Multiple Objectives

Not every SWF has a single objective. Many funds combine two or more of the objectives, mixing stabilisation, savings and development. 

While these hybrid funds arise all over the world and include the China Investment Corporation, the Trinidad and Tobago Heritage and Stabilisation Fund, and the State Oil Fund of Azerbaijan, they are particularly common in developing economies in sub-Saharan Africa. Many of these nations created their SWFs following the commodity super-cycle of the 2000s, which led to a boom in resource revenues.

Locking away capital for future generations is clearly inappropriate for countries with high levels of poverty or pressing infrastructure-development needs. For this reason, African countries have created innovative SWF structures that often integrate sub-portfolios dedicated to discrete objectives.

For example, the Fundo Soberano de Angola allocates a third of its portfolio to international securities such as Treasury bonds and developed-market equities, and the remainder of its assets to private-equity investments in Angola and elsewhere in sub-Saharan Africa to support “socioeconomic development”. Similarly, Botswana uses its Pula Fund, sub-Saharan Africa’s oldest SWF, for a combination of savings, stabilisation and development.

Case study: Nigeria Sovereign Investment Authority (NSIA)

In 2004, Nigeria created a fund called the Excess Crude Account (ECA), designed to manage its oil revenues for both savings and stabilisation purposes. As oil prices surged during the 2000s, ECA collected a large proportion of the government’s revenues. But ECA also had a poorly-defined legal mandate, which meant its savings were subject to wrangles between the federal government and state governors.

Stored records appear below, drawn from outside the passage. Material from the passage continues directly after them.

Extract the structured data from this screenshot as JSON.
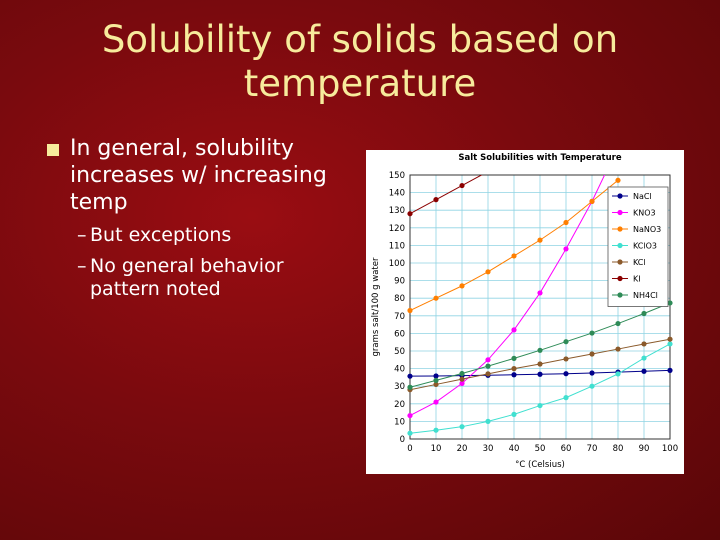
{
  "slide": {
    "title_line1": "Solubility of solids based on",
    "title_line2": "temperature",
    "bullet_main": "In general, solubility increases w/ increasing temp",
    "sub_bullets": [
      "But exceptions",
      "No general behavior pattern noted"
    ],
    "dash": "–"
  },
  "chart_data": {
    "type": "line",
    "title": "Salt Solubilities with Temperature",
    "xlabel": "°C (Celsius)",
    "ylabel": "grams salt/100 g water",
    "xlim": [
      0,
      100
    ],
    "ylim": [
      0,
      150
    ],
    "xticks": [
      0,
      10,
      20,
      30,
      40,
      50,
      60,
      70,
      80,
      90,
      100
    ],
    "yticks": [
      0,
      10,
      20,
      30,
      40,
      50,
      60,
      70,
      80,
      90,
      100,
      110,
      120,
      130,
      140,
      150
    ],
    "grid": true,
    "legend_position": "top-right",
    "series": [
      {
        "name": "NaCl",
        "color": "#00008b",
        "x": [
          0,
          10,
          20,
          30,
          40,
          50,
          60,
          70,
          80,
          90,
          100
        ],
        "y": [
          35.7,
          35.8,
          36.0,
          36.2,
          36.5,
          36.8,
          37.1,
          37.5,
          38.0,
          38.5,
          39.0
        ]
      },
      {
        "name": "KNO3",
        "color": "#ff00ff",
        "x": [
          0,
          10,
          20,
          30,
          40,
          50,
          60,
          70,
          80
        ],
        "y": [
          13.3,
          21,
          31.6,
          45,
          62,
          83,
          108,
          135,
          166
        ]
      },
      {
        "name": "NaNO3",
        "color": "#ff7f00",
        "x": [
          0,
          10,
          20,
          30,
          40,
          50,
          60,
          70,
          80
        ],
        "y": [
          73,
          80,
          87,
          95,
          104,
          113,
          123,
          135,
          147
        ]
      },
      {
        "name": "KClO3",
        "color": "#40e0d0",
        "x": [
          0,
          10,
          20,
          30,
          40,
          50,
          60,
          70,
          80,
          90,
          100
        ],
        "y": [
          3.3,
          5,
          7,
          10,
          14,
          19,
          23.5,
          30,
          37,
          46,
          54
        ]
      },
      {
        "name": "KCl",
        "color": "#8b5a2b",
        "x": [
          0,
          10,
          20,
          30,
          40,
          50,
          60,
          70,
          80,
          90,
          100
        ],
        "y": [
          28,
          31,
          34,
          37,
          40,
          42.6,
          45.5,
          48.3,
          51.1,
          54,
          56.7
        ]
      },
      {
        "name": "KI",
        "color": "#8b0000",
        "x": [
          0,
          10,
          20,
          30
        ],
        "y": [
          128,
          136,
          144,
          152
        ]
      },
      {
        "name": "NH4Cl",
        "color": "#2e8b57",
        "x": [
          0,
          10,
          20,
          30,
          40,
          50,
          60,
          70,
          80,
          90,
          100
        ],
        "y": [
          29.4,
          33.3,
          37.2,
          41.4,
          45.8,
          50.4,
          55.3,
          60.2,
          65.6,
          71.3,
          77.3
        ]
      }
    ]
  }
}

In 2012 Nigeria launched a new SWF, NSIA, to rectify these problems. NSIA has a clearer and more-legally rigorous mandate than ECA: it is divided into separate, ring-fenced pools of capital, each of which has a different objective: a Future Generations Fund, an Infrastructure Fund and a Stabilisation Fund.

As of end-2016, the most recent date at which the NSIA disclosed the composition of its investment portfolio, the Future Generations Fund was 43% in cash, 53% in public- and private-equity strategies, with the remainder of the portfolio allocated to commodities and other diversifiers. The Stabilisation Fund also allocates a portion of its capital to absolute-return fixed-income managers (36%) but devotes its portfolio to more-liquid assets such as short-duration Treasury bonds (29%) and time deposits (47%).

The Infrastructure Fund is primarily run by an in-house team and invests domestically, in projects such as bridges and toll roads, alongside commercial partners. For example, NSIA collaborated with construction firm Julius Berger Nigeria to help finance a new bridge over the Niger River connecting the cities of Asaba and Onitsha. The Infrastructure Fund has also made investments in telecommunications and healthcare.